Enquanto Blueberry revive, em sua cabeça, suas façanhas e erros passados, entorno de Tombstone, os homicídios, os complôs e os golpes recheados se multiplicam. Garoto embriagado de vingança, assassino contratado, com costumes de serial killer seriamente perturbado, poderoso homem de negócios sem piedade, jovem apaixonado revoltado pelo assassinato de sua noiva, uma tropa de sanguinários e gananciosos fanfarrões, de altivos e arrogantes justiceiros e um punhado de Apaches manipulados: lentamente, todos esses indivíduos violentos – por natureza ou por necessidade –, de interesses divergentes, progridem rumo a uma inevitável tragédia.

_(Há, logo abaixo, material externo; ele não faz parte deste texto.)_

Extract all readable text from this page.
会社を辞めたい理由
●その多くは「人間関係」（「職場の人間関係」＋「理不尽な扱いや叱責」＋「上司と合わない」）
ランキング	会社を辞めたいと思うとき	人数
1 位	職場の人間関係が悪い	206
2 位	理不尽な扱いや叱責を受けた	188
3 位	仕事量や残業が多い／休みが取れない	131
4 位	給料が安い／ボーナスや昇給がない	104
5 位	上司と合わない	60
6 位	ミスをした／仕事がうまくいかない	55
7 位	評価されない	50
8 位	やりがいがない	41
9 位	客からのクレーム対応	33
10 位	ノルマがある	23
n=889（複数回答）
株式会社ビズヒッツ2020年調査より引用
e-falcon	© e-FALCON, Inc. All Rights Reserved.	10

Tal é a trama, que não cessa de aumentar em intensidade tudo ao longo do terrificante e palpitante duelo no OK Corral. Um atordoante e sombrio western de ação duplicado do mais apaixonante dos percursos iniciadores, uma vertiginosa colocação em abismo totalmente dominado, o resultado de uma das mais longas, mais inspiradas passagens de testemunha da história da HQ.

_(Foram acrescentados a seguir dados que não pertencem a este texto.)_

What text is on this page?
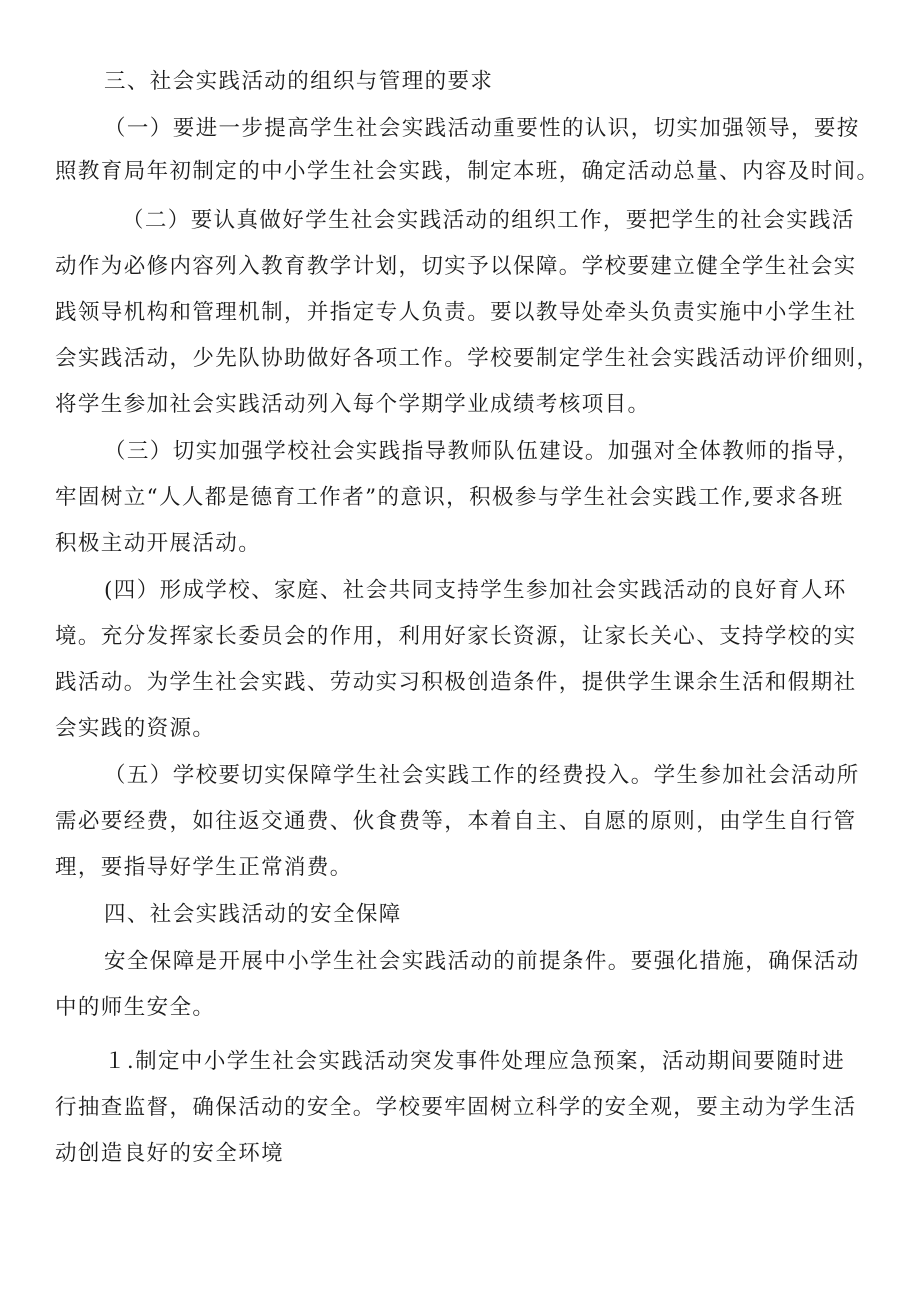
三、社会实践活动的组织与管理的要求
（一）要进一步提高学生社会实践活动重要性的认识，切实加强领导，要按
照教育局年初制定的中小学生社会实践，制定本班，确定活动总量、内容及时间。
（二）要认真做好学生社会实践活动的组织工作，要把学生的社会实践活
动作为必修内容列入教育教学计划，切实予以保障。学校要建立健全学生社会实
践领导机构和管理机制，并指定专人负责。要以教导处牵头负责实施中小学生社
会实践活动，少先队协助做好各项工作。学校要制定学生社会实践活动评价细则，
将学生参加社会实践活动列入每个学期学业成绩考核项目。
（三）切实加强学校社会实践指导教师队伍建设。加强对全体教师的指导，
牢固树立“人人都是德育工作者”的意识，积极参与学生社会实践工作,要求各班
积极主动开展活动。
(四）形成学校、家庭、社会共同支持学生参加社会实践活动的良好育人环
境。充分发挥家长委员会的作用，利用好家长资源，让家长关心、支持学校的实
践活动。为学生社会实践、劳动实习积极创造条件，提供学生课余生活和假期社
会实践的资源。
（五）学校要切实保障学生社会实践工作的经费投入。学生参加社会活动所
需必要经费，如往返交通费、伙食费等，本着自主、自愿的原则，由学生自行管
理，要指导好学生正常消费。
四、社会实践活动的安全保障
安全保障是开展中小学生社会实践活动的前提条件。要强化措施，确保活动
中的师生安全。
１.制定中小学生社会实践活动突发事件处理应急预案，活动期间要随时进
行抽查监督，确保活动的安全。学校要牢固树立科学的安全观，要主动为学生活
动创造良好的安全环境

Pois como não ver nessa morte simbólica de Blueberry, nesse vai e vem incessante entre o passado e o presente, uma monumental homenagem a Jean-Michel Charlier, criador e roteirista da série até seu falecimento em 1989? Imobilizando, temporariamente, seu personagem principal, Jean Giraud fez Mike portar o luto de seu cogenitor de gênio, o força a considerar a existência excepcional e insensata que o ex-tenente tem feito ele conduzir, as colossais experiências vividas e bagagem psíquica que Blueberry tem legado a ele.

E o desenhista de levantar o desafio com brio, de afirmar-se mais que digno de prosseguir a aventura só, imaginando uma intriga rica, abundante e sofisticada, na imagem de seu traço único, inúmeras vezes imitado, e sempre, quarenta anos depois, em progresso.

O ciclo Mister Blueberry inscrito, desde seu título em duplo sentido (Mister/mistério) e ao desvio de cada prancha, sob o símbolo da dualidade (ele poderia ser, de outro modo, da parte de um homem que abriga nele dois desenhistas perfeitos, Giraud e Moebius, com estilos radicalmente opostos?) é uma espantoso sucessão de audácias, tanto roteirísticas quanto gráficas.

Ao mínimo não sendo de haver ousado, à maneira do jogo permanente e saboroso, entre ficção e realidade, que Charlier se autorizava com a História e os mitos do Oeste, de fazer tanto mesmo com a história de seu herói: Campbell, o escritor, ele não cessa de tentar reescrevê-la?

Giraud, na mais moderna das narrativas de Blueberry, revisita, assim, um dos maiores clássicos do western, "L'Homme qui tua Liberty Valance" (1), onde se ouve essa réplica imortal: "Se a lenda é mais bela que a verdade, imprima a lenda". Em 2003, se isso já não está feito, Blueberry entra definitivamente na lenda. Do Oeste ou da história em quadrinhos? Mistério...

Fonte: Dargaud Éditeur.

N. C.: 1) "L'Homme qui tua Liberty Valance": "The Man Who Shot Liberty Valance” (título original em inglês; “O Homem que Matou o Facínora”, título no Brasil), filme western, de 1962, dirigido por John Ford. O roteiro foi adaptado de um conto da escritora Dorothy M. Johnson. Com John Wayne, James Stewart, Lee Marvin, Vera Miles, Andy Devine e grande elenco. Fonte: Wikipédia, com adaptações.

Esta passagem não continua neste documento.